A large study being carried out with European Commission funding is assessing whether local wild vegetables eaten in southern Europe have health-promoting properties. The project, which is being coordinated by the School of Pharmacy at the University of London, involves research centers in Greece, Italy, Germany, Poland, Spain, Switzerland and the UK. The aim is to better understand the local uses of the plants and to search for new nutraceuticals that might be produced commercially."

The project is directed toward plants traditionally eaten in rural communities of southern Italy, Greece and southern Spain. Although the health benefits of the Mediterranean diet in terms of the high consumption of fruit and vegetables are well established, little is known about the properties of the local wild vegetables. Dr. Andrea Pieroni of the School of Pharmacy said that some of the plants have shown "significant activity" in antioxidant assays, which could suggest potential benefit for prevention of cardiovascular disease.

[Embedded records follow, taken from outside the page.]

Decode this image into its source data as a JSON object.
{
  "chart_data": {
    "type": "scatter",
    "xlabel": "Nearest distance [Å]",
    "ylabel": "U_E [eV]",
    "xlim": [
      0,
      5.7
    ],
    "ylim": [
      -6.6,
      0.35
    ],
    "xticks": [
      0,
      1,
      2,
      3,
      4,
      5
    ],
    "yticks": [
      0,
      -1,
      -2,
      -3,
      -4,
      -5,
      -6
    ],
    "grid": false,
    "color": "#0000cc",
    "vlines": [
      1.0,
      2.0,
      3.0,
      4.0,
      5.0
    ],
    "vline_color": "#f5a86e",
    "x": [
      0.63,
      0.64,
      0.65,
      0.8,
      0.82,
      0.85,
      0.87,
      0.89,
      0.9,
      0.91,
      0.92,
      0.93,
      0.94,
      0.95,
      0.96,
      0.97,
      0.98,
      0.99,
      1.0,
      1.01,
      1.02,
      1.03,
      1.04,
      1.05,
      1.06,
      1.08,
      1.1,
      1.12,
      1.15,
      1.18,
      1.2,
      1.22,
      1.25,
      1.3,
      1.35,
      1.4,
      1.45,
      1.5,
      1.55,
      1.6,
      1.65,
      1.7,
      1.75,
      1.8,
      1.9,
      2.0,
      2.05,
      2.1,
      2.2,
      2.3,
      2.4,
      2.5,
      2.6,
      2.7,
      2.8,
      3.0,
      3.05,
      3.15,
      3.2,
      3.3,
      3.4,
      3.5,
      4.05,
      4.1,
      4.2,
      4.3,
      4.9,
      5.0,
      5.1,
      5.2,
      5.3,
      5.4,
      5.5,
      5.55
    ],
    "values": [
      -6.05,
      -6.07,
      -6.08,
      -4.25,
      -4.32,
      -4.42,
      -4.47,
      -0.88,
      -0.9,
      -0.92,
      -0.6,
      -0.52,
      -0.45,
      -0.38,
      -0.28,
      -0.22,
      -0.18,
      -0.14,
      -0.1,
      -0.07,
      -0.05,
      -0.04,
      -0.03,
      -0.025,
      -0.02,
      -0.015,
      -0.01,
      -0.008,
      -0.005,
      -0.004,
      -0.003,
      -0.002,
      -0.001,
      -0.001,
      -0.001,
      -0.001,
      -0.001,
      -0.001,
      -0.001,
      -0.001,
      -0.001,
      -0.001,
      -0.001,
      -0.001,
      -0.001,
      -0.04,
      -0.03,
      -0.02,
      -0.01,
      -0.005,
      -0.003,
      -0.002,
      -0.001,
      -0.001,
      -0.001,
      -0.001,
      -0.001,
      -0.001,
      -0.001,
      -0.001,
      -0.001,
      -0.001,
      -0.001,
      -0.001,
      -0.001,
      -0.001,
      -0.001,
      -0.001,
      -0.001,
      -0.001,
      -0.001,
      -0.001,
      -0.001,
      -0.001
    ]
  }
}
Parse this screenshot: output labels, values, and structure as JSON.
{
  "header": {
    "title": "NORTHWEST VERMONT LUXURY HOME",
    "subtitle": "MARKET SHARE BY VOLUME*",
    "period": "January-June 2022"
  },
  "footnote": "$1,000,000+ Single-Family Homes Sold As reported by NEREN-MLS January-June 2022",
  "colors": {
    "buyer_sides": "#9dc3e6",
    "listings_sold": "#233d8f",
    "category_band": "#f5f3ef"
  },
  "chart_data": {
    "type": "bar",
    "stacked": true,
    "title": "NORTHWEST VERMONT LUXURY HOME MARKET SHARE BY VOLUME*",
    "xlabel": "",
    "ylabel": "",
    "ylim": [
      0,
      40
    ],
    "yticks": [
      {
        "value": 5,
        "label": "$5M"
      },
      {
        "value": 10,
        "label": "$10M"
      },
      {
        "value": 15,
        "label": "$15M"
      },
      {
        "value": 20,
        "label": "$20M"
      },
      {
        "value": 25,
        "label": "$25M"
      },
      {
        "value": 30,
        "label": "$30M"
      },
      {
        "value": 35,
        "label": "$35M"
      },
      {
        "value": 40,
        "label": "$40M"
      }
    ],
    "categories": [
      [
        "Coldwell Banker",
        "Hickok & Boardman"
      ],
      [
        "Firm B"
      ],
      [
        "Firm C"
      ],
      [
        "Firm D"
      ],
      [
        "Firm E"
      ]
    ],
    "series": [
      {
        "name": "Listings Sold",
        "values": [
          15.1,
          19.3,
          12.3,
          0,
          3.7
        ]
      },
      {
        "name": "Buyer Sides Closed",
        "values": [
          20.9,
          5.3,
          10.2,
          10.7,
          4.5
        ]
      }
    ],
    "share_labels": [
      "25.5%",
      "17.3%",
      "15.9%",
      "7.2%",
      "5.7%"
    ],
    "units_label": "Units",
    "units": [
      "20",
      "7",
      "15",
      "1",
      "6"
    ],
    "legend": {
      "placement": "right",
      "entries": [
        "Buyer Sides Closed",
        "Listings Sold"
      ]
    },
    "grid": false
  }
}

Another 93M for cardiac centers

Heart patients in the UK will have shorter waits for treatment in the most modern facilities after an additional investment of 93 million in three National Health Service hospitals was announced in October by the Department of Health. More than half the money will be used to create a cardiac center at Basildon Hospital, where 56.2 million will be spent to provide 78 inpatient beds, 10 day-case beds, 12 intensive-care beds, 10 high-dependency beds, four operating theaters, three catheterization laboratories and an outpatient suite.

Other portions of the 93 million spending plan include 20.9 million for the cardiac center at Nottingham City Hospital and 16.6 million for an expansion at Glenfield Hospital in Leicester.

In announcing the new investment, Health Secretary John Reid said, "These new schemes will shorten waits and ensure that staff can care for patients in first-rate modern facilities. Heart disease services are showing what can be achieved in a modern NHS."